Lehigh Student Convinces SpaceX Investor To Auction Off Private Tour

Tech venture giant Steve Jurvetson is best known as the man who invested in Hotmail, Tesla Motors and SpaceX. But right now the Internet is talking about just one of his endeavors—the world’s largest private collection of artifacts from the Apollo space program, including a piece of the lunar module.
Why now? Jurvetson is auctioning off a private tour of the collection to the highest bid he receives by 11:59 p.m. on July 24. It’s a brilliant way for an entrepreneur to give back—and the whole idea came from a team of students including Lehigh student Brian Friedman. The proceeds will fund a wilderness survival mission for Friedman and future scholarships for students at Draper University.
Friedman is a rising senior and Lehigh engineer spending his summer attending Draper, the entrepreneur boarding school founded by Tim Draper. (Draper is one of the world’s first viral marketers, founder of the global venture capital firm Draper Fisher Jurvetson and developed, among many applications, Skype). Draper’s 6-week program is so intensive, attendees are required to team build in the wilderness (at an undisclosed location) and create their own fund-raising campaign to foot the bill for the trip.
Most student groups came up with ideas good enough to raise the necessary funds. But Friedman’s team had some experience in thinking big. Since his freshman year, Friedman was interested in start-up businesses. As a first-year, he connected with engineering professor John Ochs, Director of Lehigh's Integrated Product Development program, to learn more about the process behind finding mentors, securing start-up funding and budgeting your time between school and business.
Those interactions led him to start the Innovation and Entrepreneurship Club at Lehigh, or Lehigh Create, for short. The club “seeks to inspire and push future entrepreneurs and technical enthusiasts towards creating and developing new ideas.”  The club’s first meeting attracted over 250 students, the most ever for a fledgling campus group. Students work on projects and take ideas from paper into physical concepts by using 3-D printing and rapid prototyping techniques. Professor of Practice Mark DeVink is their advisor.
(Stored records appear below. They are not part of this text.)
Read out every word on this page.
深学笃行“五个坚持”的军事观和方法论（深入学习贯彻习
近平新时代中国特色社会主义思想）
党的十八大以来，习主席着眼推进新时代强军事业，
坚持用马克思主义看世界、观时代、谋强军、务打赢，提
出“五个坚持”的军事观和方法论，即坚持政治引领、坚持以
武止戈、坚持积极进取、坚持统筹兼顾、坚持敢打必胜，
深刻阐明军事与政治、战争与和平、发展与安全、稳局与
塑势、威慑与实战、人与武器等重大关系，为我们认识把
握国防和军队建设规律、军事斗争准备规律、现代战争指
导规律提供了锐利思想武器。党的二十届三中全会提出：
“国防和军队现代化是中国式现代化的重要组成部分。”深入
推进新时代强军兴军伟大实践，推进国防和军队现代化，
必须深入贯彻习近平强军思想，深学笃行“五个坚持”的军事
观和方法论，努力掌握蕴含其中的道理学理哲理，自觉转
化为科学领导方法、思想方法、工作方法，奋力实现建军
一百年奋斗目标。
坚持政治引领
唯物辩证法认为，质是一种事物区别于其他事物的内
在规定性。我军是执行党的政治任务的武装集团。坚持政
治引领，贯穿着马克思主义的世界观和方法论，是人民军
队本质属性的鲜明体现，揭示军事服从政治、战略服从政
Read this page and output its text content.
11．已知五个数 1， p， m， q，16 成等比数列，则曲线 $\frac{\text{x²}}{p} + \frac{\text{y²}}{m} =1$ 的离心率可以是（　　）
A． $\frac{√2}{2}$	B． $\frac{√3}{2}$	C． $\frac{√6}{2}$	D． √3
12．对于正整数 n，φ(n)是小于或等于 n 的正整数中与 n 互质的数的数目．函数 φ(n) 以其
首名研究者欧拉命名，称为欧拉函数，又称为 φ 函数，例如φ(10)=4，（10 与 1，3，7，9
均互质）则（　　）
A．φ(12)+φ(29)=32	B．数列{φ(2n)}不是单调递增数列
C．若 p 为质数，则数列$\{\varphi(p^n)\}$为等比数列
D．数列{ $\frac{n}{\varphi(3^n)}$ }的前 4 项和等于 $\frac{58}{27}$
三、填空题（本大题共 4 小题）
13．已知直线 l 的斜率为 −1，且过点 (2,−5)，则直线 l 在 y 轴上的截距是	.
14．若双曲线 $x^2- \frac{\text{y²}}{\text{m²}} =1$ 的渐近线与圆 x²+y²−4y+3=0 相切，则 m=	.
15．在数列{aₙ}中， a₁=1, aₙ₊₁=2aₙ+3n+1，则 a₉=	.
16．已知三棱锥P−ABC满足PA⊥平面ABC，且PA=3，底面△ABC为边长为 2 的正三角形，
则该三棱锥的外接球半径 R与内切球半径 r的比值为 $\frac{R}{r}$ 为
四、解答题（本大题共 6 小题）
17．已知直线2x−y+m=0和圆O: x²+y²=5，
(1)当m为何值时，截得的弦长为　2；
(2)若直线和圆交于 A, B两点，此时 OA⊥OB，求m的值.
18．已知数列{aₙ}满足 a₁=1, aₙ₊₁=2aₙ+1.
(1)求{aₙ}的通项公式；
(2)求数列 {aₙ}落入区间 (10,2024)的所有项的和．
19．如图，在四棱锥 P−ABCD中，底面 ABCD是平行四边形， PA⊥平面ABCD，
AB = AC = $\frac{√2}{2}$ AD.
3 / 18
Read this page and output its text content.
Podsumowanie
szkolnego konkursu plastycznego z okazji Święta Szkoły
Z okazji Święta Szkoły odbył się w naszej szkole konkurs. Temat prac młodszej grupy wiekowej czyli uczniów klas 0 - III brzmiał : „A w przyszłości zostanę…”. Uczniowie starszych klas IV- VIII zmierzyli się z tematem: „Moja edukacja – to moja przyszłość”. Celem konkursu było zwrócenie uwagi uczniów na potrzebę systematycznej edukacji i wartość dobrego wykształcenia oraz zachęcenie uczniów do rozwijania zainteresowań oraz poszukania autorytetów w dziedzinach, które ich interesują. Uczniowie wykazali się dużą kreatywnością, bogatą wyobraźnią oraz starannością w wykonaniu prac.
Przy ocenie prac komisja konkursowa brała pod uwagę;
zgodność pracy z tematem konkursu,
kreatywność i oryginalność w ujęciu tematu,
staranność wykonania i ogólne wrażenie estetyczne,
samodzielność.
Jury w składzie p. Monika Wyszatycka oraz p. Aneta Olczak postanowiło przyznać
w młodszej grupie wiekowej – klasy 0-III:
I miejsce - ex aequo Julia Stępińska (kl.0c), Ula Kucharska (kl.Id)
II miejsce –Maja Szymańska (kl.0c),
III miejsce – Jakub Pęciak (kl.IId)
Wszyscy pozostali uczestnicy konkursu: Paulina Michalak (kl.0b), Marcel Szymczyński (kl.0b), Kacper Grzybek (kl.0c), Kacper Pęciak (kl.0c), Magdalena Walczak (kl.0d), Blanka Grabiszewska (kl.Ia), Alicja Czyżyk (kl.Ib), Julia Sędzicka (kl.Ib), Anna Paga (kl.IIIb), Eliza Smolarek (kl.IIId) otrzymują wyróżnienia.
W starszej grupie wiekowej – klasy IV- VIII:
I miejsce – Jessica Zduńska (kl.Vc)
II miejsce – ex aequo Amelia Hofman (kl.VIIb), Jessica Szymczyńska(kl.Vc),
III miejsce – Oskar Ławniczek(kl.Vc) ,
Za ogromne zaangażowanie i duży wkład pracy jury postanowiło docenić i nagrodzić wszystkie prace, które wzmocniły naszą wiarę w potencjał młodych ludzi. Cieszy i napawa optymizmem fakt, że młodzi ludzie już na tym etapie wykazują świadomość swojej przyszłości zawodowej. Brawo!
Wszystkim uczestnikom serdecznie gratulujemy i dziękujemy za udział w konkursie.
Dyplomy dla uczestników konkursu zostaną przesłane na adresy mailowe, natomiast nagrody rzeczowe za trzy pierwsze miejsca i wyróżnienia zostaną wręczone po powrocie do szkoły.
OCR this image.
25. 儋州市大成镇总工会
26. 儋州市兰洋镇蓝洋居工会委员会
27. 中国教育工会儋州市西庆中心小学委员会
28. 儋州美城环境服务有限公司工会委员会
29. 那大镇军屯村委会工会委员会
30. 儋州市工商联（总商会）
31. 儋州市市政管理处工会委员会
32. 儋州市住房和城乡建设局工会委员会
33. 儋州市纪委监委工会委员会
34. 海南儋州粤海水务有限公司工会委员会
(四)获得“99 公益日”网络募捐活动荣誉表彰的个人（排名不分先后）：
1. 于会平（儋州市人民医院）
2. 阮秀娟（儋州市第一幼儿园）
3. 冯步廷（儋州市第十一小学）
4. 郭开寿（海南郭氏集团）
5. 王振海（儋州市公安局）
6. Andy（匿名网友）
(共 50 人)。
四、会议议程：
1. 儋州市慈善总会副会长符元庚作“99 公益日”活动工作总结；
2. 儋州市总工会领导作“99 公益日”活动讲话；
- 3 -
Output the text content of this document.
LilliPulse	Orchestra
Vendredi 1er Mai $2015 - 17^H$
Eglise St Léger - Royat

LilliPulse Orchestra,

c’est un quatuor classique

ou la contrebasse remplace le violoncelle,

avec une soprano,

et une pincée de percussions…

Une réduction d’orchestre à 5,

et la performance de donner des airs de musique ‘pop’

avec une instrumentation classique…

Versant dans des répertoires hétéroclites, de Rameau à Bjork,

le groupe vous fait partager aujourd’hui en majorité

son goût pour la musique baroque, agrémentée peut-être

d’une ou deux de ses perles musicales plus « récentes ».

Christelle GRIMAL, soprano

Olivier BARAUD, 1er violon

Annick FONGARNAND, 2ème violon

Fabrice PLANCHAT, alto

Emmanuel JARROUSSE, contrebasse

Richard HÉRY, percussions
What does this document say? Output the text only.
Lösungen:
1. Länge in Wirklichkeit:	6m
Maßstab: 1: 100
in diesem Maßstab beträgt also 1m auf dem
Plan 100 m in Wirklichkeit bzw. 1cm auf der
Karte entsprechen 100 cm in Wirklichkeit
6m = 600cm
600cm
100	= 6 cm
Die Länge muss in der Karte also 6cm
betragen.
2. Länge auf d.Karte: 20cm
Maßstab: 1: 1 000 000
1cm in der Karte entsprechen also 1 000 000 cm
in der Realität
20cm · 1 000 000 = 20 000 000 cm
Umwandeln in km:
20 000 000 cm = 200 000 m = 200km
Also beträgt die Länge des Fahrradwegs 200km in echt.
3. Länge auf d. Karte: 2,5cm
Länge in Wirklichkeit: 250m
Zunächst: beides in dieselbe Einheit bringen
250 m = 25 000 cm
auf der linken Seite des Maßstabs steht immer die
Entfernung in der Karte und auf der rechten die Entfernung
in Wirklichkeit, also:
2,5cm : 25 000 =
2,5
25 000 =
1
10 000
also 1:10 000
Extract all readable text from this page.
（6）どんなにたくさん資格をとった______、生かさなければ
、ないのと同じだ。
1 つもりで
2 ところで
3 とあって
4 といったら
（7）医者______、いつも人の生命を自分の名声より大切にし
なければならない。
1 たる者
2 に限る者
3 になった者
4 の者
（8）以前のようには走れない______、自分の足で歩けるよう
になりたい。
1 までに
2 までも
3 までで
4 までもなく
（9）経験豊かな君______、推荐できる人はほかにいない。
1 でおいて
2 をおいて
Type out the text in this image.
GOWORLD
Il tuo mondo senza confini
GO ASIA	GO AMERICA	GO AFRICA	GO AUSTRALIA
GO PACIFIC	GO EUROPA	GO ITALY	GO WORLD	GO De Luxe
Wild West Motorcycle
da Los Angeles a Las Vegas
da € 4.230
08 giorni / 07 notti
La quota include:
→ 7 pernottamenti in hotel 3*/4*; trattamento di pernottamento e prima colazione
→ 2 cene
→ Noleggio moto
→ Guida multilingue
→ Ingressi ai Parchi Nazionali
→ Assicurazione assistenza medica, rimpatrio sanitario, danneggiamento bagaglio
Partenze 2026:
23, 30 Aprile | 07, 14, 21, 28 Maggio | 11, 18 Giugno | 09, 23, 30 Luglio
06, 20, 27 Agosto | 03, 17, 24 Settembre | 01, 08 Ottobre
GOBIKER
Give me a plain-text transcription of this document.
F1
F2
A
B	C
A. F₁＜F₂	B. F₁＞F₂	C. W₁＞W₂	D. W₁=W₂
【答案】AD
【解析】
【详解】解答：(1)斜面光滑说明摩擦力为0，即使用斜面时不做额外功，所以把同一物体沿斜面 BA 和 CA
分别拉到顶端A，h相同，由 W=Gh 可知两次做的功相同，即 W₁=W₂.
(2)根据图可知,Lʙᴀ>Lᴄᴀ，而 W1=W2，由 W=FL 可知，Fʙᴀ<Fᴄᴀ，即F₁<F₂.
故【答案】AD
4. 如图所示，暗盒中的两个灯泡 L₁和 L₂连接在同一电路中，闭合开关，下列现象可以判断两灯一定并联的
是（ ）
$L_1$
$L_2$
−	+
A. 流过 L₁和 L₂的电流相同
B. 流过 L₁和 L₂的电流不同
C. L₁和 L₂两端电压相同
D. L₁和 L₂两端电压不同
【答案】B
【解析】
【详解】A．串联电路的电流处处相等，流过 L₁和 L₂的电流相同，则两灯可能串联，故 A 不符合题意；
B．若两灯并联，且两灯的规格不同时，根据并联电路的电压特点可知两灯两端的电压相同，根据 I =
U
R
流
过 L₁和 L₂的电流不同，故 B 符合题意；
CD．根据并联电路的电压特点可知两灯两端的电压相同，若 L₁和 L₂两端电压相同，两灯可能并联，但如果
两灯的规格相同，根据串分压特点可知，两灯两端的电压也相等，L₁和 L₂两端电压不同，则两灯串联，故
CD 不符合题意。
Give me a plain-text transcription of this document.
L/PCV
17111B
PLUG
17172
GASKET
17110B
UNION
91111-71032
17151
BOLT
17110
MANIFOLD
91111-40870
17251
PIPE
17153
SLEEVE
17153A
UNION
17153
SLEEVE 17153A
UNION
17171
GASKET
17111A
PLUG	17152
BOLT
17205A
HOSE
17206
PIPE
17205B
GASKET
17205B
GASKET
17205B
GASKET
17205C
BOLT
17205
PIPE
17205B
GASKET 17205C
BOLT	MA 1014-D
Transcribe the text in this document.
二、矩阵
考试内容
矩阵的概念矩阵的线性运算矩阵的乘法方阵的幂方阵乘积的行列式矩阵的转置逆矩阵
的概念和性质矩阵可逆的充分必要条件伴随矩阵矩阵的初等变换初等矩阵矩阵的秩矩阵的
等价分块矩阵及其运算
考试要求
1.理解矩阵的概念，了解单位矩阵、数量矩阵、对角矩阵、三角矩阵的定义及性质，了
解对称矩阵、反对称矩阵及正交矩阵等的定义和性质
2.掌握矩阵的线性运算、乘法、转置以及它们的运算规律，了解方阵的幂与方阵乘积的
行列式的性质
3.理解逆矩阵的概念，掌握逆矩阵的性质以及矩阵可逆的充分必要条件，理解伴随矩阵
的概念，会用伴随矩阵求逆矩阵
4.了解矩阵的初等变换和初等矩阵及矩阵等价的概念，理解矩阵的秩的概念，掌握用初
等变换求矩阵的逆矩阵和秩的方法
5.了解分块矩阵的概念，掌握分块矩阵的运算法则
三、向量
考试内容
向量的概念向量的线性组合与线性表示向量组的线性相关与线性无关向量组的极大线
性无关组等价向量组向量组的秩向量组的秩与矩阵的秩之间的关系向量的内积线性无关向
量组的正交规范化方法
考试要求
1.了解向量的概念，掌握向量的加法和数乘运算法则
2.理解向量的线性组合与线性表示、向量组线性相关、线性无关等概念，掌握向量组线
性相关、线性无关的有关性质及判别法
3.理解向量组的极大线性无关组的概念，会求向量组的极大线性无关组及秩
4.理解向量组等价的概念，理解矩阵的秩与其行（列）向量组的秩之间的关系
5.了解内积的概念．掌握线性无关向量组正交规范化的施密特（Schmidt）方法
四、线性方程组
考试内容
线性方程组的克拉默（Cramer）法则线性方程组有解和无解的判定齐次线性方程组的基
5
Fast forward to Draper University. Friedman and his team brainstormed ways to not just make enough money for the survival trip, but to make enough money to assist Draper University in its mission—find the next great space entrepreneur. Doing so requires awarding a number of scholarships to promising young students. The more money, the more scholarships.
Jurvetson was a speaker at Draper University during the summer. Friedman’s team was inspired by his story and his ideas on the future. When the time came to raise funds for the adventure, they approached him and found him responsive, energetic, and very creative. Originally the team asked Jurvetson to fly a rocket with the winner, since he is an engineering and launch enthusiast. That idea didn’t fly.
After brainstorming with Steve he offered to give a private tour of his space artifact collection, which made perfect sense and was, even by rocket-launching standards, a very rare opportunity.  The website offering the chance to bid for the tour is up at tourwithsteve.com. Now, as the world waits for the winning bid, Friedman and company will learn to work together, somewhere in the wilderness out west.